Visual acuity loss in DR can be caused by a range of processes currently recognized including macular ischemia, macular edema, epiretinal membrane formation, and vitreous hemorrhage. Before any retinopathy is apparent, however, using electrophysiological tests, the neuronal network has been found to be impaired.¹⁵ Therefore the new paradigm in the pathophysiology of DR is considering the disease as a primary neuronal disease rather than one of the retinal microcirculation. It is postulated that the unique physiology of the retina makes the neural networks particularly prone to oxidative stress such as its high metabolic demands, use of glycolysis, sparse vascularity, and low oxygen tension.¹⁵

When the VA fails to improve following treatment and angiography (indicating a compromised capillary circulation), the prognosis for vision is considered poor.

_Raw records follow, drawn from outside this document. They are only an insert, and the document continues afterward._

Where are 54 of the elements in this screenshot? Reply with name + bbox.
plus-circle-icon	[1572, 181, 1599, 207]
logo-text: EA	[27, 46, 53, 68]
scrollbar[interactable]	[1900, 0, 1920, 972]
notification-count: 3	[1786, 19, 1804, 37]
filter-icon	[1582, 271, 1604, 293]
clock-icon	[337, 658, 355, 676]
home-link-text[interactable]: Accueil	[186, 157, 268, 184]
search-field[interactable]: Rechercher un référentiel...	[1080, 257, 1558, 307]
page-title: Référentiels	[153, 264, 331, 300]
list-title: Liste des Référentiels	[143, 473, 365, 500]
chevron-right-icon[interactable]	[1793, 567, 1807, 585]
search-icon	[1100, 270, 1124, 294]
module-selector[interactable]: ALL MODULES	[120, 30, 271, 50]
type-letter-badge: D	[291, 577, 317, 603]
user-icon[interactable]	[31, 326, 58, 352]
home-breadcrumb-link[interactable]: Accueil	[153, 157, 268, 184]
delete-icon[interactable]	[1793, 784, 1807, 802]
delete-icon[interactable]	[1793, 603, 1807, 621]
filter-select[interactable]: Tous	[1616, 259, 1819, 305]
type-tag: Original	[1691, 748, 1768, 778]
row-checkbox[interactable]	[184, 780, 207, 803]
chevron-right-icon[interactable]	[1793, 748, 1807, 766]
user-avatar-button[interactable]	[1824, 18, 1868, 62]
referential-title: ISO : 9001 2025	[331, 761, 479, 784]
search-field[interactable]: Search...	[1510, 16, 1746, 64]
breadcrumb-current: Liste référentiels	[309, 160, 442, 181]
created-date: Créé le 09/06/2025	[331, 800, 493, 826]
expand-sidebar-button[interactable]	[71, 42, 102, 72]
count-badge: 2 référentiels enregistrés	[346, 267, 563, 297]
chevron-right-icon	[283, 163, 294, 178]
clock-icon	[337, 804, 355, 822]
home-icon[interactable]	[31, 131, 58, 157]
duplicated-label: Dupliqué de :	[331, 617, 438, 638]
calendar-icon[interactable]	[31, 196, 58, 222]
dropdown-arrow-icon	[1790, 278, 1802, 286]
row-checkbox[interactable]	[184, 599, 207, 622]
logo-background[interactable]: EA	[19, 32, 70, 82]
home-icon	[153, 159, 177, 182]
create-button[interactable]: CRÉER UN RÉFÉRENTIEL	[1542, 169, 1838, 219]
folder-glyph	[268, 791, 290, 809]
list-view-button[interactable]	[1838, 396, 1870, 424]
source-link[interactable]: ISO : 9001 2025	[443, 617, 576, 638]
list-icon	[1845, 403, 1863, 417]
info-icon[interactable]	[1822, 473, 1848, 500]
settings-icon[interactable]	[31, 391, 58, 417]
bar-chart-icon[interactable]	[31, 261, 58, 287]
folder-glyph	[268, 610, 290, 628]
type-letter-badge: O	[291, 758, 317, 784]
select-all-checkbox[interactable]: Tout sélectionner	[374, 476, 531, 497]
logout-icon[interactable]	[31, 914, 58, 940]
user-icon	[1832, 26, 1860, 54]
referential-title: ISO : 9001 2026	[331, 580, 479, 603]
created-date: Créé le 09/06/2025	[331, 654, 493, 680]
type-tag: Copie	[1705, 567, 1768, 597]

Perhaps in young patients, like those in the present series, the photoreceptor visual potential remains viable and resumes its importance when SPK removes the oxidative stress. It is proposed that this allows remodeling of the microcirculation, once the chronic inflammation resolves, preventing the accumulation of cytokines (resulting in apoptosis and ischemia) and promoting the resolution of edema.¹⁵ Normal neuronal structure and function can then recover.

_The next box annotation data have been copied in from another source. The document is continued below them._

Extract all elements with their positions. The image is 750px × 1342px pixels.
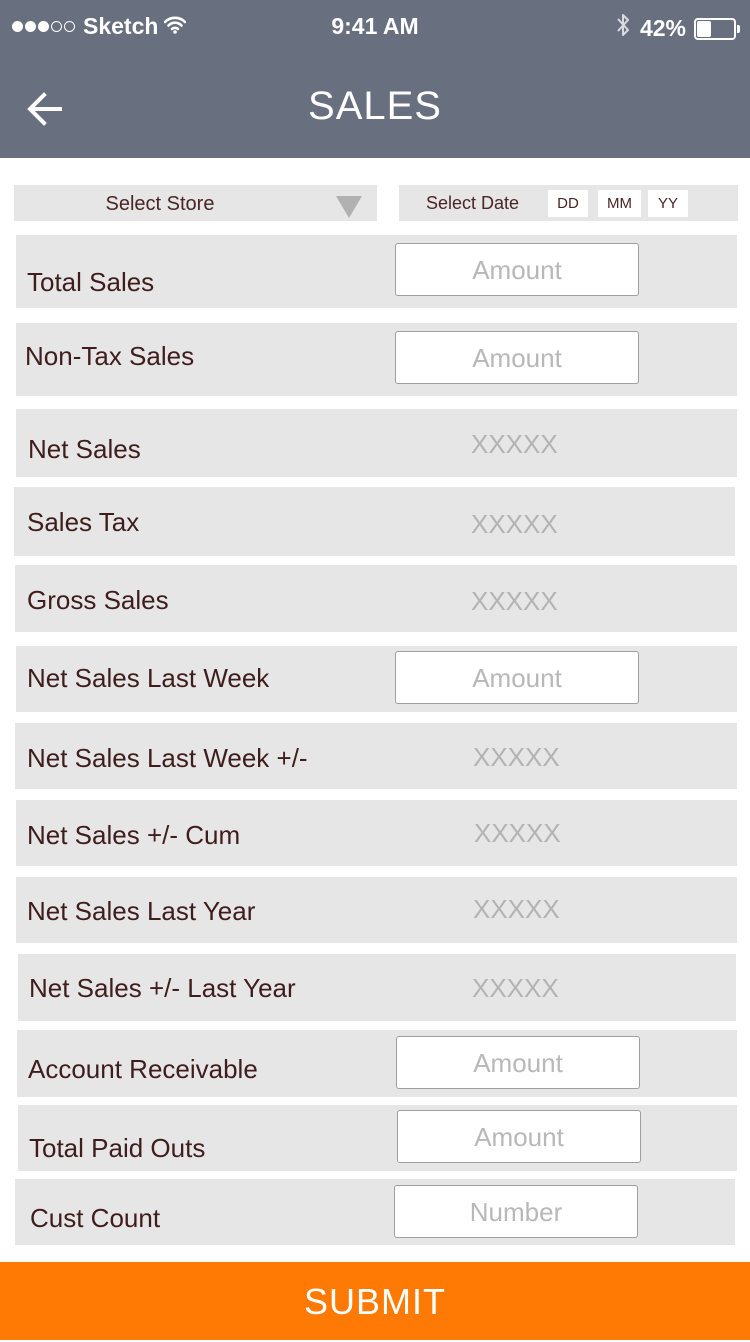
net-sales-last-year-value: XXXXX — [473, 894, 560, 924]
field-label: Total Sales — [27, 267, 155, 297]
field-label: Total Paid Outs — [29, 1133, 206, 1163]
field-label: Gross Sales — [27, 585, 169, 615]
net-sales-value: XXXXX — [471, 429, 558, 459]
field-label: Net Sales +/- Last Year — [29, 973, 296, 1003]
sales-tax-value: XXXXX — [471, 509, 558, 539]
net-sales-last-year-diff-value: XXXXX — [472, 973, 559, 1003]
date-day-field[interactable]: DD — [548, 190, 588, 217]
form-row-net-sales-last-year: Net Sales Last Year XXXXX — [16, 877, 737, 943]
date-select-label: Select Date — [426, 193, 520, 213]
store-select-label: Select Store — [105, 193, 215, 215]
store-select[interactable]: Select Store — [14, 185, 377, 221]
battery-percent: 42% — [639, 14, 686, 41]
form-row-cust-count: Cust Count Number — [15, 1179, 735, 1245]
total-paid-outs-input[interactable]: Amount — [397, 1110, 641, 1163]
form-row-net-sales-cum: Net Sales +/- Cum XXXXX — [16, 800, 737, 866]
date-year-field[interactable]: YY — [648, 190, 688, 217]
field-label: Net Sales +/- Cum — [27, 820, 241, 850]
date-month-field[interactable]: MM — [598, 190, 641, 217]
field-label: Net Sales Last Week +/- — [27, 743, 308, 773]
field-label: Net Sales — [28, 434, 141, 464]
form-row-net-sales-last-week-diff: Net Sales Last Week +/- XXXXX — [15, 723, 737, 789]
status-bar: Sketch 9:41 AM 42% — [0, 0, 750, 54]
non-tax-sales-input[interactable]: Amount — [395, 331, 639, 384]
form-row-total-sales: Total Sales Amount — [16, 235, 737, 308]
form-row-net-sales-last-week: Net Sales Last Week Amount — [16, 646, 737, 712]
submit-button[interactable]: SUBMIT — [0, 1262, 750, 1340]
net-sales-last-week-diff-value: XXXXX — [473, 742, 560, 772]
net-sales-cum-value: XXXXX — [474, 818, 561, 848]
battery-nub — [737, 25, 740, 33]
field-label: Net Sales Last Year — [27, 896, 256, 926]
field-label: Cust Count — [30, 1203, 161, 1233]
field-label: Sales Tax — [27, 507, 140, 537]
total-sales-input[interactable]: Amount — [395, 243, 639, 296]
status-right: 42% — [616, 13, 740, 43]
caret-down-icon — [336, 196, 362, 218]
battery-level-fill — [697, 21, 711, 37]
field-label: Net Sales Last Week — [27, 663, 270, 693]
form-row-gross-sales: Gross Sales XXXXX — [15, 565, 737, 632]
app-header: Sketch 9:41 AM 42% SALES — [0, 0, 750, 158]
page-title: SALES — [308, 84, 442, 128]
account-receivable-input[interactable]: Amount — [396, 1036, 640, 1089]
filter-bar: Select Store Select Date DD MM YY — [0, 184, 750, 224]
bluetooth-icon — [616, 13, 630, 43]
battery-icon — [694, 18, 740, 40]
form-row-account-receivable: Account Receivable Amount — [17, 1030, 737, 1097]
net-sales-last-week-input[interactable]: Amount — [395, 651, 639, 704]
date-select: Select Date DD MM YY — [399, 185, 738, 221]
form-row-non-tax-sales: Non-Tax Sales Amount — [16, 323, 737, 396]
form-row-net-sales: Net Sales XXXXX — [16, 409, 737, 477]
field-label: Account Receivable — [28, 1054, 258, 1084]
cust-count-input[interactable]: Number — [394, 1185, 638, 1238]
form-row-sales-tax: Sales Tax XXXXX — [14, 487, 735, 556]
form-row-total-paid-outs: Total Paid Outs Amount — [18, 1105, 737, 1171]
form-row-net-sales-last-year-diff: Net Sales +/- Last Year XXXXX — [18, 954, 736, 1021]
gross-sales-value: XXXXX — [471, 586, 558, 616]
field-label: Non-Tax Sales — [25, 341, 195, 371]
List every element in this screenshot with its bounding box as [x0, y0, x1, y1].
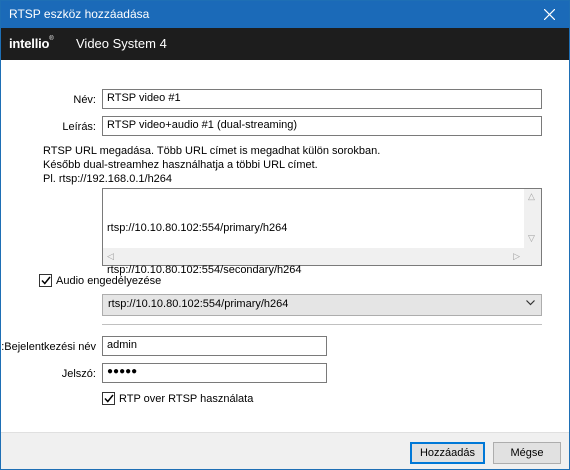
rtsp-url-textarea[interactable]: rtsp://10.10.80.102:554/primary/h264 rts… [102, 188, 542, 276]
dialog-content: Név: RTSP video #1 Leírás: RTSP video+au… [1, 60, 569, 432]
brand-header: intellio® Video System 4 [1, 28, 569, 60]
login-input[interactable]: admin [102, 336, 327, 356]
scrollbar-corner [524, 248, 541, 265]
password-label: Jelszó: [61, 368, 96, 380]
scroll-right-icon[interactable]: ▷ [513, 251, 520, 262]
check-icon [103, 394, 114, 403]
button-bar: Hozzáadás Mégse [1, 432, 569, 469]
name-input[interactable]: RTSP video #1 [102, 89, 542, 109]
scroll-up-icon[interactable]: △ [528, 191, 535, 202]
description-input[interactable]: RTSP video+audio #1 (dual-streaming) [102, 116, 542, 136]
password-input[interactable]: ●●●●● [102, 363, 327, 383]
cancel-button[interactable]: Mégse [493, 442, 561, 464]
add-button[interactable]: Hozzáadás [410, 442, 485, 464]
name-label: Név: [73, 94, 96, 106]
checkbox-box[interactable] [39, 274, 52, 287]
horizontal-scrollbar[interactable]: ◁ ▷ [103, 248, 524, 265]
audio-enable-checkbox[interactable]: Audio engedélyezése [39, 274, 161, 287]
rtp-over-rtsp-checkbox[interactable]: RTP over RTSP használata [102, 392, 253, 405]
login-label: Bejelentkezési név: [1, 341, 96, 353]
window-title: RTSP eszköz hozzáadása [9, 7, 150, 21]
hint-line: Később dual-streamhez használhatja a töb… [43, 159, 318, 171]
chevron-down-icon [526, 300, 535, 306]
hint-line: RTSP URL megadása. Több URL címet is meg… [43, 145, 381, 157]
audio-enable-label: Audio engedélyezése [56, 274, 162, 287]
rtp-over-rtsp-label: RTP over RTSP használata [119, 392, 254, 405]
dialog-window: RTSP eszköz hozzáadása intellio® Video S… [0, 0, 570, 470]
hint-line: Pl. rtsp://192.168.0.1/h264 [43, 173, 173, 185]
audio-source-value: rtsp://10.10.80.102:554/primary/h264 [108, 298, 289, 310]
check-icon [40, 276, 51, 285]
title-bar: RTSP eszköz hozzáadása [1, 1, 569, 28]
close-icon [543, 9, 555, 20]
description-label: Leírás: [62, 121, 96, 133]
scroll-left-icon[interactable]: ◁ [107, 251, 114, 262]
scroll-down-icon[interactable]: ▽ [528, 233, 535, 244]
intellio-logo: intellio® [9, 36, 54, 51]
checkbox-box[interactable] [102, 392, 115, 405]
divider [102, 324, 542, 325]
url-line: rtsp://10.10.80.102:554/primary/h264 [107, 222, 288, 234]
close-button[interactable] [529, 1, 569, 28]
vertical-scrollbar[interactable]: △ ▽ [524, 189, 541, 249]
audio-source-select[interactable]: rtsp://10.10.80.102:554/primary/h264 [102, 294, 542, 316]
url-hint: RTSP URL megadása. Több URL címet is meg… [43, 144, 380, 186]
product-name: Video System 4 [76, 36, 167, 51]
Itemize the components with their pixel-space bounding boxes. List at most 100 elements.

Despite the lack of evidence of the effect of pancreas transplant on VA and some evidence suggesting that late disease is irreversible we have presented two cases of end-stage DR demonstrating improvement in VA after SPK. A prospective assessment of SPK and visual function in diabetic retinopathy would be valuable in providing visual prognosis and potentially elucidate the mechanisms of recovery in visual function.

Disclosures

The authors report no conflicts of interest in this work.